Castle in Aberdeenshire, Scotland

Birse Castle is located in the Forest of Birse, Aberdeenshire, Scotland. Originally a square tower house, it was rebuilt in the first decade of the 20th century into an L-plan structure. The 1930 addition of a new wing gave it a Z-plan. The building was designated a category B listed building in 1971.

==History==
The Forest of Birse was originally a royal hunting forest that fell into the hands of the Bishop of Aberdeen. Sir William Gordon of Cluny feued the forest from the bishop in 1585 and built the tower house as a hunting lodge or summer retreat. Sir William Douglas of Glenbervie acquired the house in 1636 and it passed to Charles Gordon, 1st Earl of Aboyne, in 1666. By 1887 it was in ruins with only the north and east walls still standing. It was restored and enlarged with a new wing by George Bennett Mitchell for J. R. Heaven in 1905–1911. Another wing was added by Dr. William Kelly for Annie Pearson, Viscountess Cowdray in 1930.

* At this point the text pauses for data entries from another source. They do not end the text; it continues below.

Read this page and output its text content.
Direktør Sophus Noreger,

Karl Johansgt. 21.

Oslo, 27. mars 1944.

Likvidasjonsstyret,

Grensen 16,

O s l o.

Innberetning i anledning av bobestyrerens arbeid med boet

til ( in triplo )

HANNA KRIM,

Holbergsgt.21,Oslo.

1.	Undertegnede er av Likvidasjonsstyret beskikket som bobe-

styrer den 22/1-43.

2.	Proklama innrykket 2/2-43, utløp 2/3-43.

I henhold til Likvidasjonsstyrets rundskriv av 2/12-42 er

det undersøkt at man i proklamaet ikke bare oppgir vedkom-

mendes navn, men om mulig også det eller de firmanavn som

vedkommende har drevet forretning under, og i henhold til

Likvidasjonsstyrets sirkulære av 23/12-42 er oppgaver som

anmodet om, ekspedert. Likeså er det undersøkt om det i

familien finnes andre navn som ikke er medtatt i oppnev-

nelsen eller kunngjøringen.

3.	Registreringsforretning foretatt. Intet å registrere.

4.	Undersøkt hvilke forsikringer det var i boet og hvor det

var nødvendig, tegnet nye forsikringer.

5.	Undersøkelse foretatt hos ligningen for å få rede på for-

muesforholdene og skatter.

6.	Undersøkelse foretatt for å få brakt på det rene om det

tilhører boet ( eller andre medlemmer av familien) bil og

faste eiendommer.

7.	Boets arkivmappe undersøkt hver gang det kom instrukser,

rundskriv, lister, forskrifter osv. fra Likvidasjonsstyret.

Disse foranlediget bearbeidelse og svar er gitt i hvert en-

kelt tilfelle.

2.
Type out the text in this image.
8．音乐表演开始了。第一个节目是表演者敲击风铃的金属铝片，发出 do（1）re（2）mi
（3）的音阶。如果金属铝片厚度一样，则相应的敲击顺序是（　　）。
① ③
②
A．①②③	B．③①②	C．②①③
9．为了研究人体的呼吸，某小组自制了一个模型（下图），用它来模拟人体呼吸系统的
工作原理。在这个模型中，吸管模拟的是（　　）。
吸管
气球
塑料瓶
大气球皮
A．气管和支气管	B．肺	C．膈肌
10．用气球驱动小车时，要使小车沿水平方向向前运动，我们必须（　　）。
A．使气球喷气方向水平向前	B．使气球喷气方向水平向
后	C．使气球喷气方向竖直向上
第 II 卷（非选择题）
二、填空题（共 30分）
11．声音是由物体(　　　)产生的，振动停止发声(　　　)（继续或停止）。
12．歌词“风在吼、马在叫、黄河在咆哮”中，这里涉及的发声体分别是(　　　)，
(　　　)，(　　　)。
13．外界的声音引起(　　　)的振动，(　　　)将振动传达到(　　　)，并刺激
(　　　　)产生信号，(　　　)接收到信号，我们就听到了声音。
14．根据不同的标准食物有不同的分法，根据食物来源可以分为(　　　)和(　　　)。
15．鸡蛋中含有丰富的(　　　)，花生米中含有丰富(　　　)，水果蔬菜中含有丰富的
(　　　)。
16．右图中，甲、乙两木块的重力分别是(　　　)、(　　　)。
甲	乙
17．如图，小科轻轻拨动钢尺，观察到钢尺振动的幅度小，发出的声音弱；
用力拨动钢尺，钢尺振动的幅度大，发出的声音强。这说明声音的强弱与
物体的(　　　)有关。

The property is owned by Viscount Cowdry.

==Structure==
The original tower house was a square, rubble-built, three storeys with attic tower house with turrets and a circular tower corbelled to square at the south-east corner. Mitchell added north and west wings to give it a L-shaped plan and added one-storey angle turrets on the corners. Kelly's 1930 addition added the east wing at the north end of the north wing to create the Z-plan. Very sympathetic to Mitchell's work, Kelly's angle turrets were slightly larger to add windows at the third-storey level and he added a one-storey northern extension and entrance. Above the main ground-floor entrance in the tower is a heraldic panel bearing a thistle, rose and crown. It is inscribed 19 AC 30 for the date and the owner's initials.